Much of the publicity around the future of cars focuses on “autonomous” vehicles, which implies complete independence. In reality, the state of the art is “automated” driving where a person still has ultimate responsibility and control but can switch to auto-pilot. The concept is familiar to anyone who has ever driven a car with “cruise control”; on a quiet motorway setting cruise control at the national speed limit lets you take your foot off the accelerator and not worry about accidentally exceeding 70mph and catching a speeding fine!

In automated cars the sensors react quickly to their environment and apply steering or braking to navigate safely. Built-in cameras detect and interpret road signs and traffic controls. Experiments with automatic cars have been going on for 100 years according to Wikipedia. The Google Self-driving car program (through their subsidiary Waymo) is probably the most advanced. Waymo says they now have over 5 million miles of testing. Waymo also report very high safety levels. The freely downloadable PDF from the link is a fascinating study of “Safety by Design”, that includes a lot of attention to cyber-security.

An Automated Self-driving car from recent IoT Expo

An Automated Self-driving car from recent IoT Expo

The Society of Automotive Engineers (SAE) has defined six levels of automation ranging from zero (no automation) up to five (complete control with the system and no human intervention). Tesla’s Auto-pilot mode is considered level 2 where the system takes control of steering and speed and humans take control of other aspects. The current legal debates centre around level three where the car system can control but alerts the human driver expecting an action to be taken.

Flying Cars

Although a Sci-Fi favourite, individual vehicles flying about in mass numbers is impractical due to the cost and risks. “Roads? In the future we don’t need roads” paraphrasing “The Doc” in Back to the Future. Unlike Biff becoming POTUS and hoverboards they got that prediction wrong. We are still building roads, and they are still filling up. The reasons are similar to why we aren’t all flying jetpacks to work “…quarter-mile a gallon and with a motor as loud as a Harley Davidson”.

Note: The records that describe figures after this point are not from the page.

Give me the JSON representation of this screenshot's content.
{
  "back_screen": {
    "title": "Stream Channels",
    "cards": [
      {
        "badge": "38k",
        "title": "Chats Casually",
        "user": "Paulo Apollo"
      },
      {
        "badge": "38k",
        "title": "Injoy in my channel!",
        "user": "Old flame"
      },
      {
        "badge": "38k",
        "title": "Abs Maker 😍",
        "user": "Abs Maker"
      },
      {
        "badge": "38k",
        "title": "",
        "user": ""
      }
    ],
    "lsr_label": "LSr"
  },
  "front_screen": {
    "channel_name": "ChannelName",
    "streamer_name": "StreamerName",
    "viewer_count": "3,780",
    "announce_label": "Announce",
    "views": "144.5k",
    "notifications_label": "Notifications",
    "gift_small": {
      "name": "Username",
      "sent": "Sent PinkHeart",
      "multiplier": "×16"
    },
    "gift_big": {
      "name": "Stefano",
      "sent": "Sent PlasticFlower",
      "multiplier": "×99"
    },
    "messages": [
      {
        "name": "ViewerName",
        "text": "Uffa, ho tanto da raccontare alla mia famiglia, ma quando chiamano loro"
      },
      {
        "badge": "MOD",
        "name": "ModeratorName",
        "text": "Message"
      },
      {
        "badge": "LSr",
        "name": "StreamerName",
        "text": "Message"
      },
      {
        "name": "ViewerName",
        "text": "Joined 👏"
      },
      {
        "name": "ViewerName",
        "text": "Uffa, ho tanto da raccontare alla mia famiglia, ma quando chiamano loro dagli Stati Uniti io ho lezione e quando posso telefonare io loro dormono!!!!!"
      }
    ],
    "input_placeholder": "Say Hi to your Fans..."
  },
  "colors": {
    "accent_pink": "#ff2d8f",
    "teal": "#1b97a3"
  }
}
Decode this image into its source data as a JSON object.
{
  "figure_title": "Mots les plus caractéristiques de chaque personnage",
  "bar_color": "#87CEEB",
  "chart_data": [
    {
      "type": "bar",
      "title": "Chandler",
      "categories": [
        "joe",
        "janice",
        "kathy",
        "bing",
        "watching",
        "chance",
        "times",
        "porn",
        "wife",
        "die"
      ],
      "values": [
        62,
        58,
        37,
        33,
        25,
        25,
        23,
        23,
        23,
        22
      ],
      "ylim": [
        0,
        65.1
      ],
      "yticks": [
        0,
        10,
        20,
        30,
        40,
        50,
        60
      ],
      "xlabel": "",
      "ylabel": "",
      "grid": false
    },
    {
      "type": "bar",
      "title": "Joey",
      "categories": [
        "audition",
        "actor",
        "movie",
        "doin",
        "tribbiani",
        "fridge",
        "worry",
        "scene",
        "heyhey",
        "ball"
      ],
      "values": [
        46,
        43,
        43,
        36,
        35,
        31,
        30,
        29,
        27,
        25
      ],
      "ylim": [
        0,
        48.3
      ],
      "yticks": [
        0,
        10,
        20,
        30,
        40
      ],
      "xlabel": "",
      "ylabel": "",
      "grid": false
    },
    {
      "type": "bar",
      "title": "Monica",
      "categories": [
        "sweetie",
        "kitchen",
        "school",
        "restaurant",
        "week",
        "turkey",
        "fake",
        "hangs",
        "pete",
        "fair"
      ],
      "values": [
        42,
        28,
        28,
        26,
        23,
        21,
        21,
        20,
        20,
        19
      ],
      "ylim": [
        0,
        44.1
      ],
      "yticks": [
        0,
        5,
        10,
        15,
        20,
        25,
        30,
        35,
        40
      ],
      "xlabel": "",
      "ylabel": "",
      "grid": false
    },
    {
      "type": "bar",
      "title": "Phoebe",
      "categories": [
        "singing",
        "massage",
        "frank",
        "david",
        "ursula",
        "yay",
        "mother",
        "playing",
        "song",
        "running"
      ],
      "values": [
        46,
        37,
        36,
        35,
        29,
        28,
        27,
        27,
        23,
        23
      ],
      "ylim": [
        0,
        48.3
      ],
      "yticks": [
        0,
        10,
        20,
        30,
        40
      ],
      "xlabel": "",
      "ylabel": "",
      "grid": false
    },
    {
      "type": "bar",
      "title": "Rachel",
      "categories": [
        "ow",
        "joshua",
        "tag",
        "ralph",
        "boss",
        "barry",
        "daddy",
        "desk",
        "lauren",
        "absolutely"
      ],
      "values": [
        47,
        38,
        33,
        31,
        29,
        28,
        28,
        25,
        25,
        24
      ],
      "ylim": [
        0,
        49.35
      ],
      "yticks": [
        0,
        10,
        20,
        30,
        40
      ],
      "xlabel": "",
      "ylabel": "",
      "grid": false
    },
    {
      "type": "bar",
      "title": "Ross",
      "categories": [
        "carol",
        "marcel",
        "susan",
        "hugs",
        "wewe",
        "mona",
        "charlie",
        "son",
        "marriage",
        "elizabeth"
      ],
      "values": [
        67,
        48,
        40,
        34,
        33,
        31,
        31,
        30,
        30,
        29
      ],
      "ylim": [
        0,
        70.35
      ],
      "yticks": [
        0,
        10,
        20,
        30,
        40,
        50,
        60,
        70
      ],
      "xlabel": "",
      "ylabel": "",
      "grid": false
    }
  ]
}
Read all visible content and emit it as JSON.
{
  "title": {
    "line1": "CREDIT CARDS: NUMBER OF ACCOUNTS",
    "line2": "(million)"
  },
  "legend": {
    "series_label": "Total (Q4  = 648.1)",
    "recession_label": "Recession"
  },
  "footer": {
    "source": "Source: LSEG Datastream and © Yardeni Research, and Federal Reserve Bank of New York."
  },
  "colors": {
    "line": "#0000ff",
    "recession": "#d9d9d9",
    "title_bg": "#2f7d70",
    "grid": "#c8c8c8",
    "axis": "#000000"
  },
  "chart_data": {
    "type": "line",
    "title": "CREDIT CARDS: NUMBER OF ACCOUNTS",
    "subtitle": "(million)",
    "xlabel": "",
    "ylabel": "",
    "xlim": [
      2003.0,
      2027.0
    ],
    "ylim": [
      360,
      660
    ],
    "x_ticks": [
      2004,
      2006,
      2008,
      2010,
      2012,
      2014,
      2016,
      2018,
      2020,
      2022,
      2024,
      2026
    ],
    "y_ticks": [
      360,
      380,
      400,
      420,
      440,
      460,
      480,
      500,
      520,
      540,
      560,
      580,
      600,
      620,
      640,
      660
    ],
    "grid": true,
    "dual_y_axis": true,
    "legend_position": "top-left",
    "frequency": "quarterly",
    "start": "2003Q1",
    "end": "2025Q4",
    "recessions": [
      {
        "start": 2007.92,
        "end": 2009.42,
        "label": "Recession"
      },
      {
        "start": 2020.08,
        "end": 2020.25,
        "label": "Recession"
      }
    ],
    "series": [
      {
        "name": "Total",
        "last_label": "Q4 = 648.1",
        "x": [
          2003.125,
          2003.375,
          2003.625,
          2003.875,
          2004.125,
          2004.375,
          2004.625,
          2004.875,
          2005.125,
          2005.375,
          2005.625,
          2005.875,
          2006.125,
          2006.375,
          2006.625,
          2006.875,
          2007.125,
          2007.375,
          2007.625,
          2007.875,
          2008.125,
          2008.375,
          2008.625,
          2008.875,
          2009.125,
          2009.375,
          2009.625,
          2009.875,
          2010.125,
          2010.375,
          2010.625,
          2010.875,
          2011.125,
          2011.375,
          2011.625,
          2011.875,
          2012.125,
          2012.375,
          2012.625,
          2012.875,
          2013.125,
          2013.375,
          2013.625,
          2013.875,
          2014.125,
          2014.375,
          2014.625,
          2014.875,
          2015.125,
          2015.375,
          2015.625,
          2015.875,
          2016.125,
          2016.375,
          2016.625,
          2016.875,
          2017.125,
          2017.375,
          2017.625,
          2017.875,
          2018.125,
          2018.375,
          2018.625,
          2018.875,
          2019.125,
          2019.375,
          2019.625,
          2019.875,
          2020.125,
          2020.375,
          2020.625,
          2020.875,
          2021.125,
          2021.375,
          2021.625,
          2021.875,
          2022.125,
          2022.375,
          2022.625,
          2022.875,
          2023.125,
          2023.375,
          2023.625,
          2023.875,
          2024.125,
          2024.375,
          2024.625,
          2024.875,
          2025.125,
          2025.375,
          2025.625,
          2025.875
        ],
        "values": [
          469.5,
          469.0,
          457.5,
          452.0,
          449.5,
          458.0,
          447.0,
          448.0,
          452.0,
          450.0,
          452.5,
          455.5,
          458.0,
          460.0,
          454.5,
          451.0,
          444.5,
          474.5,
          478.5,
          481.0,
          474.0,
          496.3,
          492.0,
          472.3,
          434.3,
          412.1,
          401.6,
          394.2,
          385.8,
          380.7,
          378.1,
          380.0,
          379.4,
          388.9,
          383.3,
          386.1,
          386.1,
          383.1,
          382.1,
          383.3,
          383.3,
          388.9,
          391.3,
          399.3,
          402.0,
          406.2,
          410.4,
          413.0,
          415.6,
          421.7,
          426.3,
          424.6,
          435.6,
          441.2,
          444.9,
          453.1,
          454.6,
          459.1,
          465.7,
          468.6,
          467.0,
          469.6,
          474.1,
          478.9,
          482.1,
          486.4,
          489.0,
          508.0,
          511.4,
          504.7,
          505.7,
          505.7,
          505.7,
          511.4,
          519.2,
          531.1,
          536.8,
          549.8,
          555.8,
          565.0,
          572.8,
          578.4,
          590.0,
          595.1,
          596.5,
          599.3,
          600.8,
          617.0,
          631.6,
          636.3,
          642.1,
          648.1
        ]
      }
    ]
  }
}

The same sensors and AI technologies used in cars today could surely be adapted to overcome the navigational risks and issues. Look at how birds and insects fly around in huge groups, coordinating their movements and not constantly bumping into each other in a murmuration.

No, the main reasons we’re not all flying around in DeLoreans are the cost and environmental impacts, which are being addressed through R&D in electric cars today and by military technologies like drone warfare. So I’m going to make a brave prediction and say that by 2084 (100 years after Back To The Future was made) flying vehicles will be real, I just hope we’re still around to see them.